South Africa’s rand led losses across emerging market currencies on Wednesday as commodity prices retreated, while stocks extended declines into a fourth session as the virus-driven risk-off sentiment persisted.
The rand fell 0.8% and was the worst performer in Europe, Middle East and Africa (EMEA), as a drop in iron ore, base metal and gold prices added to pressure from broader weakness in sentiment.
Easing June inflation data also pointed to the South African central bank standing pat on interest rates at its Thursday meeting. The country’s benchmark lending rate currently stands at a record-low 3.5%.
High-yielding currencies such as the rand tend to demonstrate bigger swings in response to changing sentiment.
In broader emerging markets (EM), MSCI’s index of currencies extended losses into a fourth straight day. While the pace of losses appeared to be slowing, EMs remained under pressure from concerns over the Delta Covid variant.
The dollar continued to rise on safe-haven demand.
MSCI’s index of EM stocks fell 0.2%, extending losses into a fourth straight session. The index has lost nearly 3% over the past three days, and has nearly lost all of its gains so far this year.
Most bourses in EMEA rose on Wednesday.
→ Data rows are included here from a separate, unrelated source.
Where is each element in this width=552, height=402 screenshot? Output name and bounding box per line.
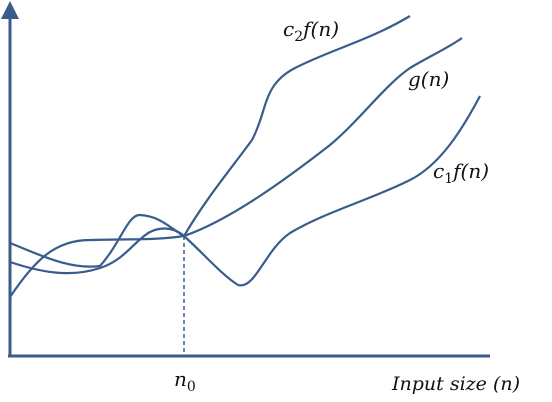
x-axis-label: Input size (n) <box>391 373 520 395</box>
curve-c2f <box>9 15 411 275</box>
curve-c1f <box>9 95 481 287</box>
label-c2f: c2f(n) <box>283 17 339 45</box>
label-c1f: c1f(n) <box>433 159 489 187</box>
label-n0: n0 <box>174 367 196 395</box>
label-g: g(n) <box>408 67 449 91</box>
curve-g <box>9 37 463 298</box>
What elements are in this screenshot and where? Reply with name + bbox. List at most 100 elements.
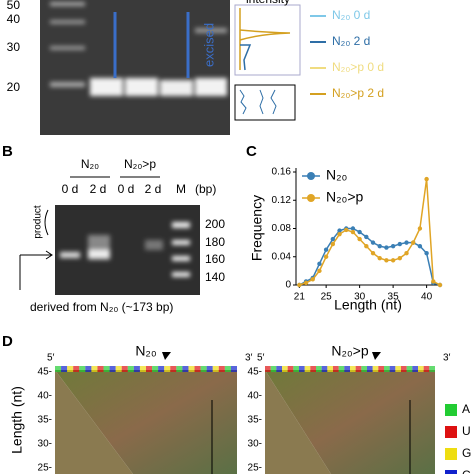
legend-label: N₂₀ [326, 167, 348, 183]
gel-a-bands [50, 2, 227, 96]
gel-b [55, 205, 200, 295]
legend-label: C [462, 468, 471, 474]
point [431, 279, 436, 284]
heatmap-cell [350, 366, 356, 372]
point [364, 234, 369, 240]
heatmap-cell [316, 366, 322, 372]
y-tick-label: 45- [38, 367, 52, 378]
point [390, 258, 396, 263]
heatmap-cell [139, 366, 146, 372]
heatmap-cell [282, 366, 288, 372]
heatmap-cell [401, 366, 407, 372]
product-label: product [33, 205, 44, 239]
legend-label: N₂₀>p 2 d [332, 86, 384, 100]
y-tick-label: 35- [38, 415, 52, 426]
legend-label: N₂₀ 0 d [332, 8, 370, 22]
heatmap-cell [333, 366, 339, 372]
heatmap-cell [395, 366, 401, 372]
heatmap-cell [152, 366, 159, 372]
heatmap-fill [55, 370, 133, 474]
point [330, 236, 336, 242]
heatmap-cell [304, 366, 311, 372]
legend-swatch [445, 404, 457, 416]
heatmap-cell [200, 366, 207, 372]
heatmap-cell [321, 366, 328, 372]
y-tick-label: 25- [248, 463, 262, 474]
heatmap-fill [265, 370, 331, 474]
point [384, 258, 389, 263]
heatmap-cell [310, 366, 316, 372]
heatmap-cell [299, 366, 305, 372]
heatmap [265, 370, 435, 474]
legend-label: U [462, 424, 471, 438]
heatmap-cell [355, 366, 362, 372]
point [364, 243, 369, 249]
heatmap-cell [79, 366, 86, 372]
profile [240, 44, 252, 71]
heatmap-cell [103, 366, 110, 372]
y-tick-label: 0.04 [272, 251, 292, 262]
y-tick-label: 35- [248, 415, 262, 426]
heatmap-cell [133, 366, 140, 372]
panel-letter: D [2, 333, 13, 350]
y-tick-label: 30- [248, 439, 262, 450]
heatmap-cell [164, 366, 171, 372]
lane-label: 2 d [145, 182, 162, 196]
heatmap-cell [276, 366, 282, 372]
point [390, 243, 396, 249]
heatmap-cell [170, 366, 177, 372]
heatmap [55, 370, 237, 474]
heatmap-cell [158, 366, 165, 372]
arrow [19, 250, 53, 290]
y-tick-label: 0.12 [272, 195, 292, 206]
point [323, 254, 329, 259]
group-label: N₂₀>p [124, 157, 156, 171]
heatmap-cell [182, 366, 189, 372]
heatmap-cell [418, 366, 424, 372]
derived-label: derived from N₂₀ (~173 bp) [30, 300, 173, 314]
point [417, 226, 423, 231]
legend-label: N₂₀>p [326, 189, 364, 205]
legend-label: N₂₀ 2 d [332, 34, 370, 48]
marker-label: 160 [205, 252, 225, 266]
point [397, 255, 403, 261]
profile-label: intensity [246, 0, 290, 6]
legend-marker [307, 194, 315, 202]
point [297, 282, 302, 288]
heatmap-cell [406, 366, 413, 372]
y-tick-label: 40- [38, 391, 52, 402]
x-tick-label: 30 [354, 292, 366, 303]
x-tick-label: 35 [388, 292, 400, 303]
lane-label: 2 d [90, 182, 107, 196]
heatmap-cell [176, 366, 183, 372]
point [337, 231, 342, 237]
size-label: 50 [7, 0, 21, 12]
heatmap-cell [361, 366, 367, 372]
heatmap-cell [265, 366, 271, 372]
heatmap-cell [389, 366, 396, 372]
heatmap-cell [188, 366, 195, 372]
heatmap-cell [212, 366, 219, 372]
heatmap-cell [372, 366, 379, 372]
heatmap-cell [412, 366, 418, 372]
lane-label: M [176, 182, 186, 196]
point [377, 255, 382, 261]
unit-label: (bp) [195, 182, 216, 196]
product-brace [44, 209, 49, 236]
point [350, 229, 356, 235]
three-prime: 3′ [245, 353, 253, 364]
point [397, 241, 403, 247]
heatmap-cell [344, 366, 350, 372]
heatmap-cell [121, 366, 128, 372]
marker-label: 180 [205, 235, 225, 249]
point [370, 251, 376, 256]
profile [239, 8, 291, 70]
point [317, 268, 322, 274]
panel-letter: C [246, 143, 257, 160]
heatmap-cell [327, 366, 333, 372]
legend-swatch [445, 470, 457, 474]
heatmap-cell [206, 366, 213, 372]
y-tick-label: 0 [285, 280, 291, 291]
heatmap-cell [378, 366, 384, 372]
lane-label: 0 d [118, 182, 135, 196]
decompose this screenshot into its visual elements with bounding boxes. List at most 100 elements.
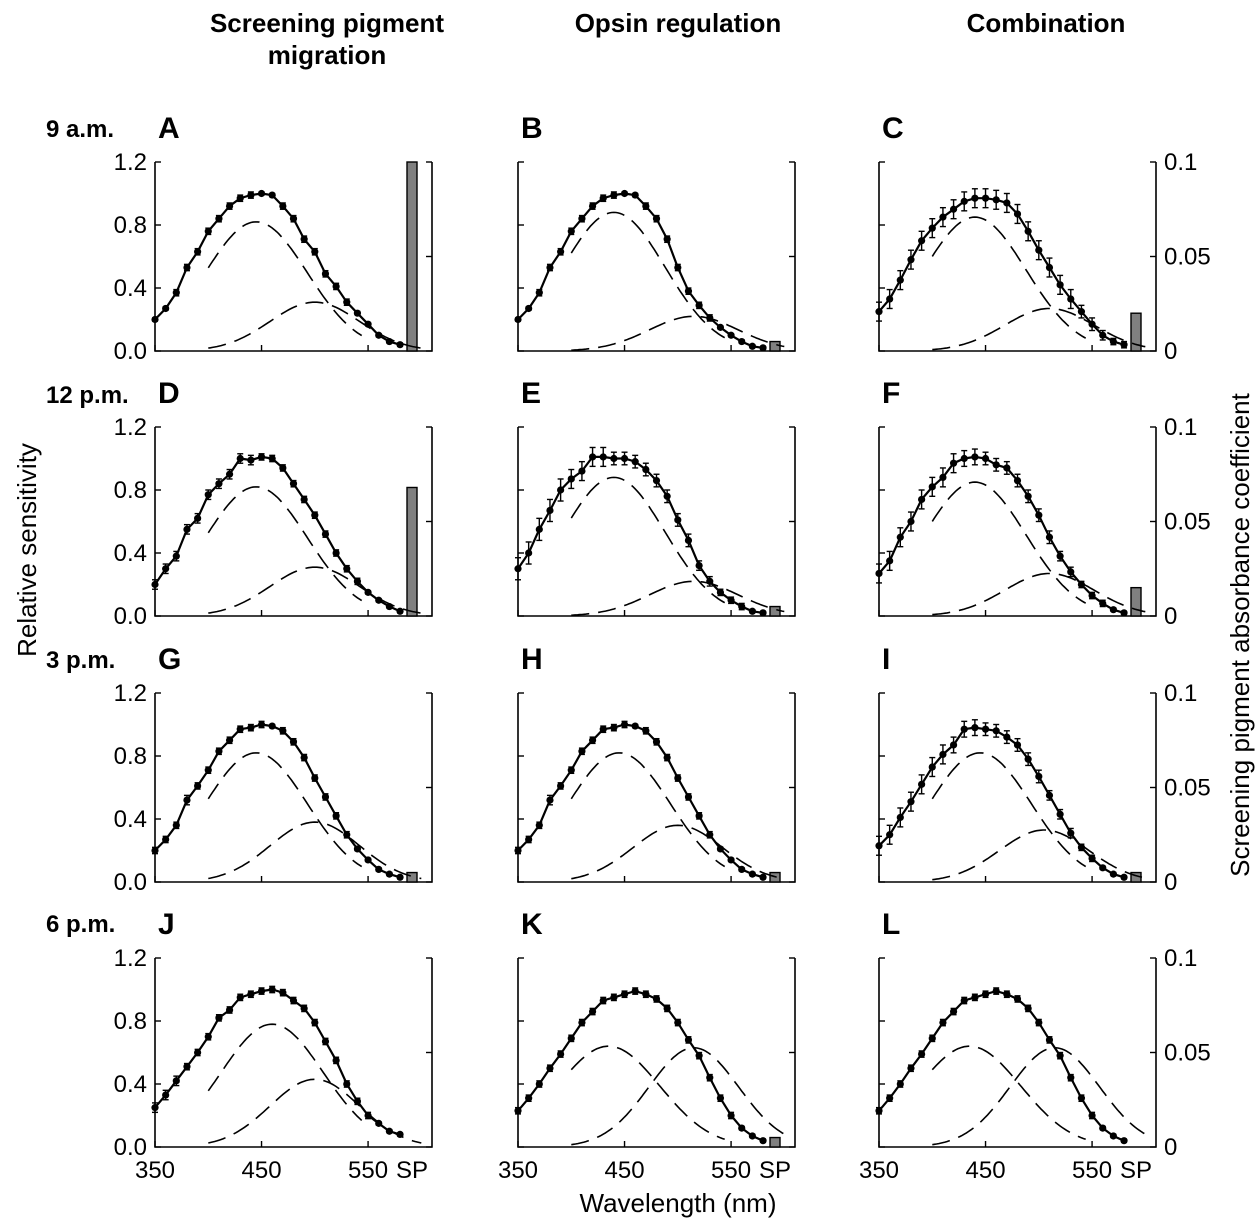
panel-c: C 0 0.05 0.1 [875, 112, 1211, 365]
panel-g: G 0.0 0.4 0.8 1.2 [114, 643, 433, 896]
data-point [247, 191, 255, 199]
y-tick-label: 0.4 [114, 275, 147, 302]
data-point [578, 467, 586, 475]
panel-letter: K [521, 908, 543, 941]
data-point [225, 202, 234, 210]
data-point [716, 845, 725, 853]
data-point [599, 453, 607, 461]
data-point [215, 480, 223, 488]
data-point [992, 461, 1000, 469]
data-point [949, 1007, 958, 1016]
data-point [535, 289, 543, 297]
panel-l: L 0 0.05 0.1 350 450 550 SP [859, 908, 1211, 1184]
component-short-curve [207, 221, 363, 337]
panel-letter: L [882, 908, 900, 941]
data-point [599, 194, 607, 202]
data-point [684, 793, 693, 801]
data-point [1035, 511, 1043, 519]
data-point [151, 315, 159, 324]
y-axis-label-right: Screening pigment absorbance coefficient [1225, 392, 1255, 876]
data-point [588, 1007, 597, 1016]
data-point [289, 215, 298, 223]
data-point [1035, 1018, 1043, 1027]
data-point [1024, 1004, 1032, 1013]
component-long-curve [932, 307, 1146, 351]
data-point [1099, 599, 1107, 608]
data-point [567, 227, 575, 235]
data-point [1120, 873, 1128, 881]
data-point [674, 774, 682, 782]
axis-frame [517, 427, 796, 617]
data-point [1099, 864, 1107, 872]
data-point [684, 1036, 693, 1044]
component-long-curve [208, 301, 422, 349]
data-point [204, 491, 212, 499]
sp-bar [1130, 586, 1142, 617]
data-point [321, 530, 330, 538]
data-point [535, 525, 543, 533]
data-point [620, 720, 629, 729]
panel-i: I 0 0.05 0.1 [875, 643, 1211, 896]
data-point [706, 1074, 714, 1082]
component-long-curve [571, 580, 785, 616]
data-point [716, 323, 725, 331]
data-point [588, 736, 597, 744]
sp-bar [769, 1136, 781, 1148]
data-point [215, 747, 223, 755]
data-point [1077, 580, 1086, 589]
model-fit-line [878, 989, 1125, 1142]
y-tick-label: 0.0 [114, 869, 147, 896]
data-point [194, 248, 202, 256]
component-long-curve [208, 821, 422, 880]
data-point [375, 1119, 383, 1127]
model-fit-line [154, 723, 401, 879]
sp-bar [769, 605, 781, 617]
data-point [236, 725, 244, 733]
panel-a: A 0.0 0.4 0.8 1.2 [114, 112, 433, 365]
data-point [514, 1107, 522, 1115]
data-point [279, 989, 287, 997]
data-point [759, 344, 767, 352]
component-long-curve [571, 1047, 785, 1146]
data-point [183, 263, 191, 272]
data-point [353, 577, 362, 585]
component-long-curve [932, 1047, 1146, 1146]
data-point [928, 1034, 936, 1042]
panel-k: K 350 450 550 SP [498, 908, 796, 1184]
panel-letter: E [521, 377, 541, 410]
model-fit-line [154, 455, 401, 613]
sp-bar [769, 340, 781, 352]
x-tick-label: 350 [859, 1157, 899, 1184]
y-tick-label: 0.0 [114, 338, 147, 365]
data-point [204, 766, 212, 774]
data-point [353, 845, 362, 853]
data-point [567, 766, 575, 774]
data-point [981, 454, 990, 463]
data-point [1067, 295, 1075, 303]
sp-bar [1130, 312, 1142, 352]
data-point [1109, 606, 1117, 614]
data-point [247, 724, 255, 732]
data-point [525, 1094, 533, 1102]
data-point [300, 495, 308, 504]
data-point [514, 565, 522, 573]
data-point [247, 456, 255, 464]
x-tick-label: 350 [498, 1157, 538, 1184]
data-point [535, 821, 543, 829]
y-tick-label: 0.8 [114, 477, 147, 504]
data-point [896, 533, 904, 541]
panel-letter: G [158, 643, 181, 676]
data-point [321, 1037, 330, 1046]
component-short-curve [570, 1045, 725, 1141]
data-point [289, 996, 298, 1005]
data-point [225, 470, 234, 478]
data-point [928, 483, 936, 491]
data-point [886, 557, 894, 565]
data-point [1035, 246, 1043, 254]
data-point [225, 736, 234, 744]
component-short-curve [931, 1045, 1086, 1141]
data-point [748, 1132, 756, 1140]
data-point [620, 454, 629, 463]
data-point [289, 738, 298, 746]
data-point [268, 985, 276, 994]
A bulk of the index’s losses came from Asia, where rising cases of the Delta variant eroded sentiment.
But some analysts said the recent losses in EM stocks could make them attractive for bargain buys, especially if a vaccine-led economic recovery picks up steam this year.
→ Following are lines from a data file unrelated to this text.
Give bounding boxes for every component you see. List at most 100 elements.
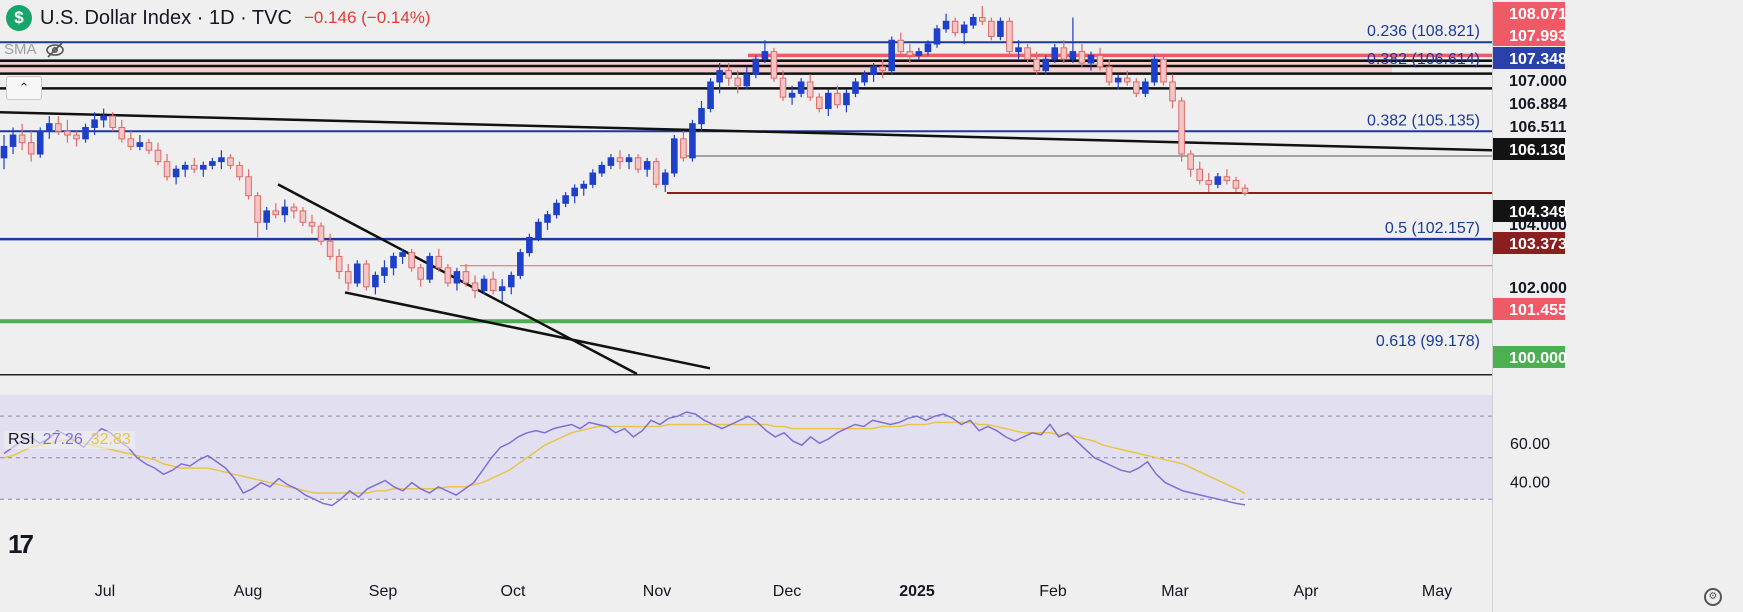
trend-lines bbox=[0, 111, 1493, 376]
collapse-legend-button[interactable]: ⌃ bbox=[6, 76, 42, 100]
candle-body bbox=[960, 24, 968, 34]
rsi-ma-value: 32.83 bbox=[90, 431, 131, 448]
candle bbox=[562, 191, 569, 208]
candle-body bbox=[163, 161, 171, 178]
gear-icon[interactable]: ⚙ bbox=[1704, 588, 1722, 606]
time-tick: Oct bbox=[501, 583, 526, 600]
candle-body bbox=[979, 16, 986, 22]
candle-body bbox=[535, 221, 542, 238]
candle-body bbox=[607, 157, 615, 166]
candle bbox=[526, 233, 533, 257]
candle bbox=[797, 78, 805, 98]
candle bbox=[779, 70, 787, 101]
candle-body bbox=[272, 210, 280, 216]
candle bbox=[1015, 40, 1022, 60]
symbol-title[interactable]: U.S. Dollar Index · 1D · TVC bbox=[40, 6, 292, 29]
price-label: 102.000 bbox=[1509, 280, 1567, 297]
candle-body bbox=[779, 77, 787, 98]
candle-body bbox=[190, 164, 198, 170]
candle bbox=[299, 207, 307, 227]
price-change: −0.146 (−0.14%) bbox=[303, 8, 431, 27]
candle-body bbox=[1096, 54, 1104, 68]
candle bbox=[770, 47, 778, 82]
candle-body bbox=[1196, 168, 1204, 182]
candle-body bbox=[834, 92, 841, 106]
candle bbox=[0, 135, 8, 170]
candle bbox=[1123, 70, 1131, 86]
rsi-line bbox=[3, 411, 1246, 507]
candle-body bbox=[969, 16, 977, 26]
candle bbox=[36, 127, 44, 158]
candle-body bbox=[9, 134, 17, 147]
candle bbox=[680, 131, 687, 162]
candle-body bbox=[381, 267, 388, 276]
candle-body bbox=[625, 157, 633, 163]
candle-body bbox=[64, 130, 71, 136]
candle bbox=[1132, 78, 1140, 98]
candle-body bbox=[1060, 47, 1068, 60]
candle-body bbox=[36, 130, 44, 155]
candle-body bbox=[1051, 47, 1059, 60]
candle-body bbox=[517, 252, 524, 276]
candle-body bbox=[1105, 66, 1113, 83]
candle bbox=[18, 123, 26, 151]
candle bbox=[969, 13, 977, 29]
candle bbox=[716, 62, 723, 94]
candle-body bbox=[18, 134, 26, 144]
candle-body bbox=[879, 66, 886, 72]
candle bbox=[64, 119, 71, 143]
candle bbox=[1078, 44, 1086, 67]
candle-body bbox=[227, 157, 234, 166]
tradingview-logo: 17 bbox=[8, 529, 34, 559]
candle bbox=[879, 59, 886, 79]
candle-body bbox=[562, 195, 569, 204]
candle-body bbox=[906, 51, 914, 56]
price-label-bg bbox=[1493, 200, 1565, 222]
candle bbox=[263, 207, 270, 230]
candle-body bbox=[218, 157, 225, 163]
candle-body bbox=[589, 172, 597, 185]
candle-body bbox=[770, 51, 778, 79]
candle-body bbox=[326, 240, 334, 257]
time-tick: Aug bbox=[234, 583, 262, 600]
candle-body bbox=[915, 51, 923, 56]
candle-body bbox=[1187, 153, 1194, 170]
candle-body bbox=[1024, 47, 1031, 60]
candle bbox=[118, 119, 126, 143]
candle bbox=[417, 264, 424, 287]
candle-body bbox=[45, 123, 53, 132]
candle-body bbox=[825, 92, 832, 110]
candle bbox=[852, 78, 859, 98]
candle bbox=[906, 44, 914, 63]
rsi-legend[interactable]: RSI 27.26 32.83 bbox=[4, 431, 135, 449]
candle bbox=[1178, 97, 1185, 162]
sma-legend[interactable]: SMA bbox=[4, 41, 65, 58]
candle-body bbox=[1033, 58, 1040, 72]
fib-label: 0.618 (99.178) bbox=[1376, 333, 1480, 350]
candle bbox=[444, 264, 452, 287]
candle bbox=[870, 62, 877, 82]
candle bbox=[344, 264, 352, 291]
candle bbox=[27, 131, 35, 162]
candle-body bbox=[951, 20, 959, 34]
candle bbox=[55, 116, 62, 136]
candle bbox=[752, 55, 760, 79]
candle-body bbox=[299, 210, 307, 223]
candle bbox=[498, 279, 506, 302]
candle bbox=[607, 154, 615, 170]
rsi-band bbox=[0, 395, 1492, 499]
candle-body bbox=[263, 210, 270, 223]
candle bbox=[326, 233, 334, 261]
candle bbox=[172, 165, 180, 185]
candle-body bbox=[127, 138, 135, 147]
time-tick: Feb bbox=[1039, 583, 1067, 600]
candle-body bbox=[933, 28, 941, 45]
candle bbox=[598, 161, 606, 177]
horizontal-lines bbox=[0, 41, 1492, 324]
candle bbox=[1114, 74, 1122, 90]
eye-off-icon[interactable] bbox=[45, 41, 65, 58]
candle bbox=[1042, 55, 1050, 75]
price-label: 106.511 bbox=[1510, 119, 1567, 136]
price-label: 107.000 bbox=[1509, 73, 1567, 90]
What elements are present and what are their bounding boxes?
“Given the combination of tailwinds and relatively appealing valuations, we expect the MSCI Emerging Markets index to gain around 10% by the end of December and 14% by June 2022, outperforming global equities,” Mark Haefele, chief investment officer Global Wealth Management, UBS, wrote in a note.
Haefele added that if the current rate of vaccinations in EMs is to continue, the median rate of vaccinations in EM by the year-end would be about 65% of the population.
Russia’s rouble fell 0.3%, tracking losses in oil prices. Crude prices were hit by a surprise rise in US oil inventories, as well as concerns over waning demand due to Covid-19.
Central European currencies retreated against the euro and dollar.